Understanding Guest Accounts & Wireless Network Options
TNS is moving towards the goal of logically placing all guest users, when connected to our network,
outside of the campus firewall. This will reduce security risks to the campus network without restricting
guest user experience (other than a cap on bandwidth). At this time, we are only rolling this feature out
for users of the secure wireless network.
Under the current (non-secure) system, guest accounts are treated in the same way as student
accounts, allowing access to interdisciplinary computing labs, the HSUWireless network, and other
network resources. The only change is the introduction of a second wireless network option –
HSUWireless-Secure.
This document describes the options available to you as a guest account administrator, so that you can
grant the appropriate level of access to guest accounts as determined by your department’s
requirements.
Guest account requirements
In order to provide appropriate access, you first need to understand what the guest user will need to do
with his/her network connection. Two types of guest account are available – regular and trusted.
Regular accounts are designed to provide Internet access on campus for visiting parents and conference
attendees - people who have no need to access internal campus network resources. Trusted guest
accounts provide access levels similar to those provided for staff and faculty; these accounts are
intended for short-term IT consultants, visiting faculty, and administrators from other CSU campuses.
There are three options for guest accounts:
•
Regular guest account
o Option 1 - Using HSUWireless.
Guest can access the web, check webmail, etc, but must authenticate on the network
and install a policy key to prevent the introduction of vulnerabilities into our network.
TCP/UDP port filtering is enabled, so guests may find some applications are inaccessible.
o
•
Option 2 - Using HSUWireless-Secure
The preferred option for regular guest accounts. Guest is not required to install a policy
key and TCP/UDP port filtering is not enabled. Almost all applications will work, but
speed is capped at 2Mbps, and guests will have to sign the Acceptable Use Policy.

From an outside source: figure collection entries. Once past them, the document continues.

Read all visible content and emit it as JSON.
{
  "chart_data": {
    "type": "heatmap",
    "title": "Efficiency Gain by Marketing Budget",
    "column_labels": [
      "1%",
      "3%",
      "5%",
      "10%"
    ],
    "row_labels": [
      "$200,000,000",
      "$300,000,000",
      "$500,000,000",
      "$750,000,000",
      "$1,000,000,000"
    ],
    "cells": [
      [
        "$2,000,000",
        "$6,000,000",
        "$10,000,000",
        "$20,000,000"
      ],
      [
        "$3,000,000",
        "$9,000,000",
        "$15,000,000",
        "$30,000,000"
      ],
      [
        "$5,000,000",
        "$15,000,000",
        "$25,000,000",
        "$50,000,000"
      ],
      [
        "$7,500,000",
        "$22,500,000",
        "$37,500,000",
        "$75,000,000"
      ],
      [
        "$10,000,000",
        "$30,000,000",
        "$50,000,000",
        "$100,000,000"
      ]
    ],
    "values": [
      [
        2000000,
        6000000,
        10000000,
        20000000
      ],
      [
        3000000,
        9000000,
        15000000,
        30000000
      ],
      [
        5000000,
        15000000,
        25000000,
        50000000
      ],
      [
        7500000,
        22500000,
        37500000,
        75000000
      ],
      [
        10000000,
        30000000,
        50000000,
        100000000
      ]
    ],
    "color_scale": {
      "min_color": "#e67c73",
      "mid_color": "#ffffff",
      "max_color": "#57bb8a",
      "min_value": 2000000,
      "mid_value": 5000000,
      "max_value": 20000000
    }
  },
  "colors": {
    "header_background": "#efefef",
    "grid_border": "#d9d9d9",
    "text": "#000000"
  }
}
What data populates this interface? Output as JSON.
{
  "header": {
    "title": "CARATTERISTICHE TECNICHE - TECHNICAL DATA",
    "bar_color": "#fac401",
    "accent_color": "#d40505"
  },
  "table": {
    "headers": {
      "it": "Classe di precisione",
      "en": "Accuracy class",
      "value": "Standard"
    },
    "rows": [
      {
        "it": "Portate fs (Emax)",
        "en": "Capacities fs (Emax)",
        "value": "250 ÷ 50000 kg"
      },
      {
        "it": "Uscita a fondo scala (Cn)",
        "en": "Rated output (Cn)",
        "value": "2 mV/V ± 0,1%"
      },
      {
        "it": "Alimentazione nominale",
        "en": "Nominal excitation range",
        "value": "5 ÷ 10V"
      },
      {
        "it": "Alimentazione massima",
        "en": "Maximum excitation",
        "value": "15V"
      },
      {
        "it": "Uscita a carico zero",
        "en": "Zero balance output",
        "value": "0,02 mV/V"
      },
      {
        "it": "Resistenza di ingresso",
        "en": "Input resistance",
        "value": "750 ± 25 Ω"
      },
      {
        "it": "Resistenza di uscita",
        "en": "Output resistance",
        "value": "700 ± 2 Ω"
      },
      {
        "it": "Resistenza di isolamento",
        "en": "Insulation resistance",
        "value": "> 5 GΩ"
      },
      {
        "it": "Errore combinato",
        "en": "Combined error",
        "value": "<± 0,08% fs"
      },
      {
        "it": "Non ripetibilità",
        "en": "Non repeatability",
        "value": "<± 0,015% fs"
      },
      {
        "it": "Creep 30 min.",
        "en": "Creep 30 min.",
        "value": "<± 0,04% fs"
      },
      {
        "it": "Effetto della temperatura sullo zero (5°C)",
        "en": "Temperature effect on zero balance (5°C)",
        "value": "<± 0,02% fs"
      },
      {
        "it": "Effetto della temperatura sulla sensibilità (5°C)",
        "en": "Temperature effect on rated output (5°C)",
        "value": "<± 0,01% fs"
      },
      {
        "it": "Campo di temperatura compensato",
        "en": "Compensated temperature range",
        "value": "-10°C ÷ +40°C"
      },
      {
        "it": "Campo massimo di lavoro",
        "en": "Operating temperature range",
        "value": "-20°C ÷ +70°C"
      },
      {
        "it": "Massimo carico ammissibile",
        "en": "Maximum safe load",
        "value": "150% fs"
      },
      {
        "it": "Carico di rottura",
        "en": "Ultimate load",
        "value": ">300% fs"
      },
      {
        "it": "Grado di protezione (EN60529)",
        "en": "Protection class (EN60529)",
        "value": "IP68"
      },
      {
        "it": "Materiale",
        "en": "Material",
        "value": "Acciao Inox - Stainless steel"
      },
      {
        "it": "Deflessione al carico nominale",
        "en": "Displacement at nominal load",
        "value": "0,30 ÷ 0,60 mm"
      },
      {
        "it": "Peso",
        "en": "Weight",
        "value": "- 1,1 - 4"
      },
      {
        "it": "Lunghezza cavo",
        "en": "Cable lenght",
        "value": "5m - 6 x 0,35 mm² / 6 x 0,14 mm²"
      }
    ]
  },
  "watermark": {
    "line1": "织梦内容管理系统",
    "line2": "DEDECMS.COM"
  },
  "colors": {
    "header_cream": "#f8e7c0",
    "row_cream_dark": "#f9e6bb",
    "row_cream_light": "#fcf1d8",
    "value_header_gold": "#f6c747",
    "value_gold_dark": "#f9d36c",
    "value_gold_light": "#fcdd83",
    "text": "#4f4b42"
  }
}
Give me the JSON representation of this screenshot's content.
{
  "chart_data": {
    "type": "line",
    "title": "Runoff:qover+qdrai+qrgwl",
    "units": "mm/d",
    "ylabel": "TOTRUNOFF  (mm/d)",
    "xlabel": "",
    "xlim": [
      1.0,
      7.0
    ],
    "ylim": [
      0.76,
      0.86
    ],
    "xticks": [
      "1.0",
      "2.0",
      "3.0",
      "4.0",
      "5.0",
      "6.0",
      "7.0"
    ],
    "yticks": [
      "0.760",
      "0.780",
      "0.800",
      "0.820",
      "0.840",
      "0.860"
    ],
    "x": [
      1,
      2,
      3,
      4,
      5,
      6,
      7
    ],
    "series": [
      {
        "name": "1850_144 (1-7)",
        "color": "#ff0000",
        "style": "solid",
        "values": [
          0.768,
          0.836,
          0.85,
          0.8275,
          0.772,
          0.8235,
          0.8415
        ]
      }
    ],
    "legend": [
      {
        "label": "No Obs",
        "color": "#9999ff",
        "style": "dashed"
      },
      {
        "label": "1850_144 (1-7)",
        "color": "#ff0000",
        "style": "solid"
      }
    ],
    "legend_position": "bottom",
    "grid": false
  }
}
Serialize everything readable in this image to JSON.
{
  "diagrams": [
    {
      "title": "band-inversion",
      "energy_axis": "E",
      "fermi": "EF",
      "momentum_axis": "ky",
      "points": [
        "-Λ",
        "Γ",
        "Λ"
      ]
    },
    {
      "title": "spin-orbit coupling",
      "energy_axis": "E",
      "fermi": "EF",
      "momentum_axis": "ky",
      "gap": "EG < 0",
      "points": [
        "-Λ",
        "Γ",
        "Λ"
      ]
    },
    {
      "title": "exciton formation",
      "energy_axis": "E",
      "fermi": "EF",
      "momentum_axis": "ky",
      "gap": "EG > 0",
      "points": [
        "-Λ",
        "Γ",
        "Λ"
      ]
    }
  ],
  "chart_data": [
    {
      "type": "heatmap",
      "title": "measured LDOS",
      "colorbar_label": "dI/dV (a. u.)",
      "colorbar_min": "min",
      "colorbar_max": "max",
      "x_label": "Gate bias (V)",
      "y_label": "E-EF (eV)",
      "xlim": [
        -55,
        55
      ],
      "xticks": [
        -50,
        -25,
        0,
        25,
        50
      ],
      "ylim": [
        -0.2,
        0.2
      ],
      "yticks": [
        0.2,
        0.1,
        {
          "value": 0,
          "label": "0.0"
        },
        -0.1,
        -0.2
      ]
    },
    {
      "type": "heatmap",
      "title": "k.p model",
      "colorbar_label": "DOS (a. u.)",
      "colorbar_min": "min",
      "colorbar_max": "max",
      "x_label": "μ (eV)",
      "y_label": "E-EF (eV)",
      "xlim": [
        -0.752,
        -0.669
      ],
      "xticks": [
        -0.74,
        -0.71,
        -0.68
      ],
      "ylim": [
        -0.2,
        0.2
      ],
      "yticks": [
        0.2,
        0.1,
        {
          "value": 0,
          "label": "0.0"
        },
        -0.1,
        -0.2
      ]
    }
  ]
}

Guests may not access campus resources unless firewall rules are specifically configured
to allow it.
Trusted guest account
o Option 3 - HSUWireless-Secure
Guests have similar access privileges as staff and faculty, with full access to file-shares,
printers, etc, on campus. Guests must authenticate on the network and install a policy
key to prevent the introduction of vulnerabilities into our network. TCP/UDP port
filtering is not enabled.
Important Note:
Guests using Option 3 will have an IP address in the 137.150.186.0/24 subnet.
Creating a Regular Guest Account in Account Center
1. Log in to Account Center using your HSU User Name and Password.
2. Click on the Admin Tools Tab
3. Click on the Request/Manage Guest Accounts link
4. Enter the Guest’s name into the Enter New Account user’s Name box and click Request New Account
5. The guest’s User Name and Password will be displayed at the top of the screen. You can now provide
this information to your Guest User.
Creating a Trusted Guest Account in Account Center
1. Log in to Account Center using your HSU User Name and Password.
2. Click on the Admin Tools Tab
3. Click on the Request/Manage Guest Accounts Link
4. Enter the Guest’s name into the Enter New Account user’s Name box, check the VPN & Secure
Wireless access box, and click Request New Account
5. The guest’s User Name and Password will be displayed at the top of the screen. You can now provide
this information to your Guest User.
IMPORTANT NOTE:
To manually add a username that you’ve created as a trusted guest account, you will need to also
manually add the username to the vpn-guest group in Active Directory.